- Read Genesis 6
MORNING— Finding Favor
- Focal Passage: Genesis 6:8
“But Noah found favor in the eyes of the Lord.”
Genesis 6 opens with a sobering description of the human heart—violence filling the earth, corruption spreading unchecked, and thoughts bent continually toward evil. In the middle of that darkness, one quiet sentence stands out like a shaft of light: “But Noah found favor in the eyes of the LORD.”
Noah was not perfect, but he was faithful. While the world around him drifted further from God, Noah chose to walk with Him. Favor did not mean Noah was spared from difficulty. It meant he was known by God, seen by God, and guided by God in a generation that had forgotten Him.
This verse reminds us that faithfulness often looks ordinary before it looks heroic. Long before Noah built an ark, he lived a life oriented toward God. In a culture bent on compromise, Noah’s quiet obedience set him apart.
God still sees those who walk with Him—especially when that walk feels lonely.
- Reflection: What does it look like for you to walk faithfully with God in the midst of a culture that often pulls you in a different direction?
EVENING— What is Gopher Wood?
- Focal Passage: Genesis 6:13-14, 18
🌳Make for yourself an ark of gopher wood; you shall make the ark with rooms, and shall cover it inside and out with pitch.”

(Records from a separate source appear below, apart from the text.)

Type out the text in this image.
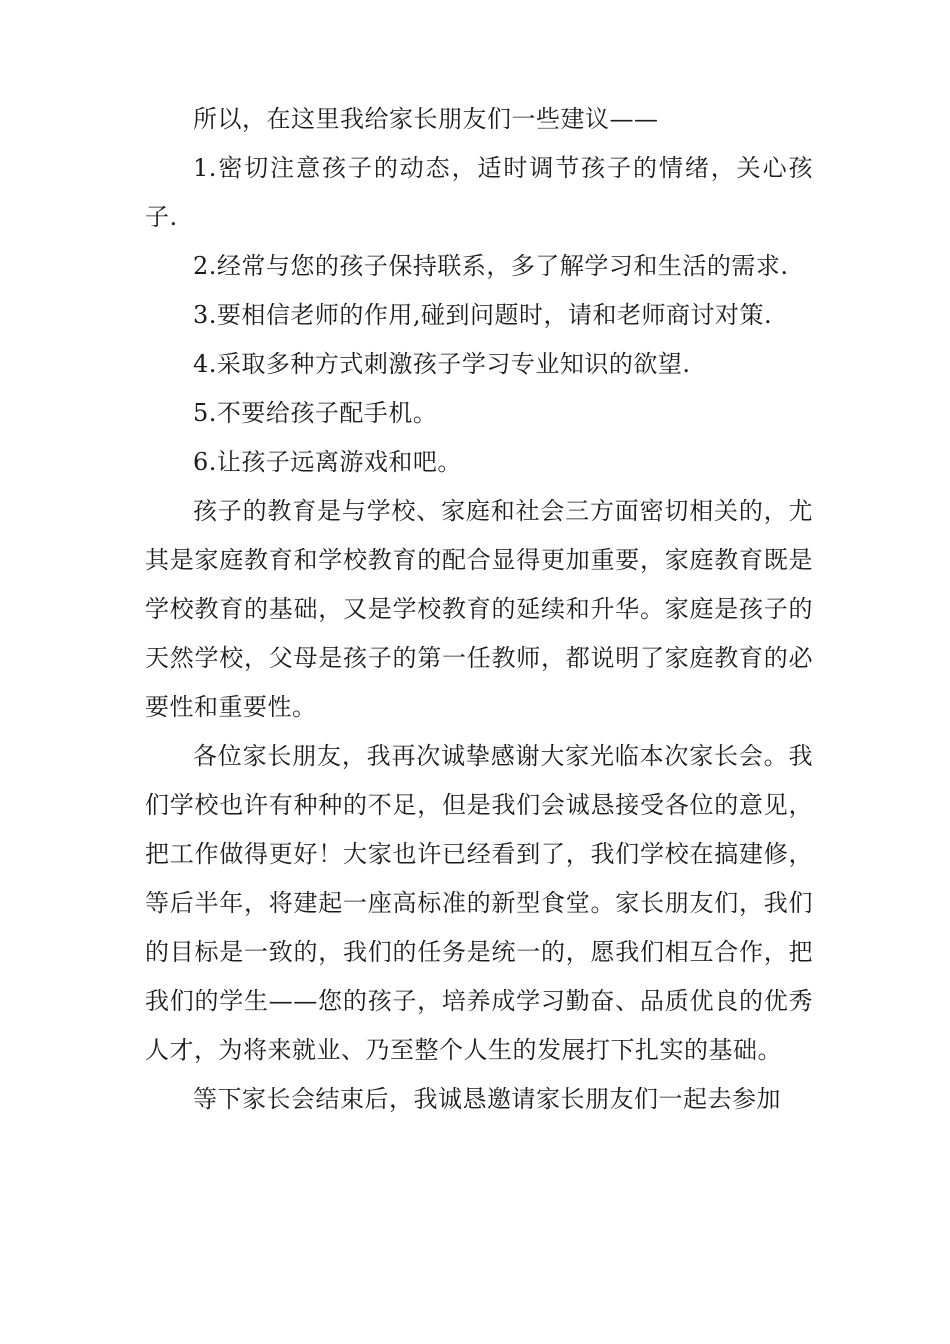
所以，在这里我给家长朋友们一些建议——

1.密切注意孩子的动态，适时调节孩子的情绪，关心孩子.

2.经常与您的孩子保持联系，多了解学习和生活的需求.

3.要相信老师的作用,碰到问题时，请和老师商讨对策.

4.采取多种方式刺激孩子学习专业知识的欲望.

5.不要给孩子配手机。

6.让孩子远离游戏和吧。

孩子的教育是与学校、家庭和社会三方面密切相关的，尤其是家庭教育和学校教育的配合显得更加重要，家庭教育既是学校教育的基础，又是学校教育的延续和升华。家庭是孩子的天然学校，父母是孩子的第一任教师，都说明了家庭教育的必要性和重要性。

各位家长朋友，我再次诚挚感谢大家光临本次家长会。我们学校也许有种种的不足，但是我们会诚恳接受各位的意见，把工作做得更好！大家也许已经看到了，我们学校在搞建修，等后半年，将建起一座高标准的新型食堂。家长朋友们，我们的目标是一致的，我们的任务是统一的，愿我们相互合作，把我们的学生——您的孩子，培养成学习勤奋、品质优良的优秀人才，为将来就业、乃至整个人生的发展打下扎实的基础。

等下家长会结束后，我诚恳邀请家长朋友们一起去参加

One of the most intriguing details in Noah’s story is also one of the least explained. God tells Noah to build the ark from gopher wood—a word that appears nowhere else in Scripture. We don’t know exactly what kind of tree it was. Scholars have suggested cedar, cypress, or juniper, but the Bible never says. And perhaps that is the point.
God did not ask Noah to understand the wood. He asked him to obey.
Noah did not design the ark. He did not choose the materials. He simply followed the instructions God gave. The ark was not a human survival strategy; it was a divinely designed refuge. Whatever gopher wood was, it had to endure judgment—months of immersion, violent waters, crushing pressure. The ark was not built to be admired, but to hold fast.
Genesis also emphasizes that the ark was covered inside and out with pitch. The Hebrew word used here is closely related to the word for atonement—a covering. The waters of judgment fell, but they could not penetrate what God had sealed. Salvation did not come by avoiding judgment, but by being protected through it.
The pattern is unmistakable. Just as the ark was God’s chosen means of rescue, so Christ is God’s appointed Savior. The power was never in the wood itself—but in the God who provided the way.
God left gopher wood unidentified so we would not miss the greater truth:
We are saved not by understanding everything, but by trusting what God has provided.
- Reflection: Where is God calling you to trust His provision, even when you don’t fully understand His design?
- Closing Prayer: Father, help me obey You even when answers are incomplete. Teach me to trust Your wisdom more than my understanding. Thank You for providing a refuge through judgment and salvation through Christ. Tonight, I rest in what You have already prepared. Amen.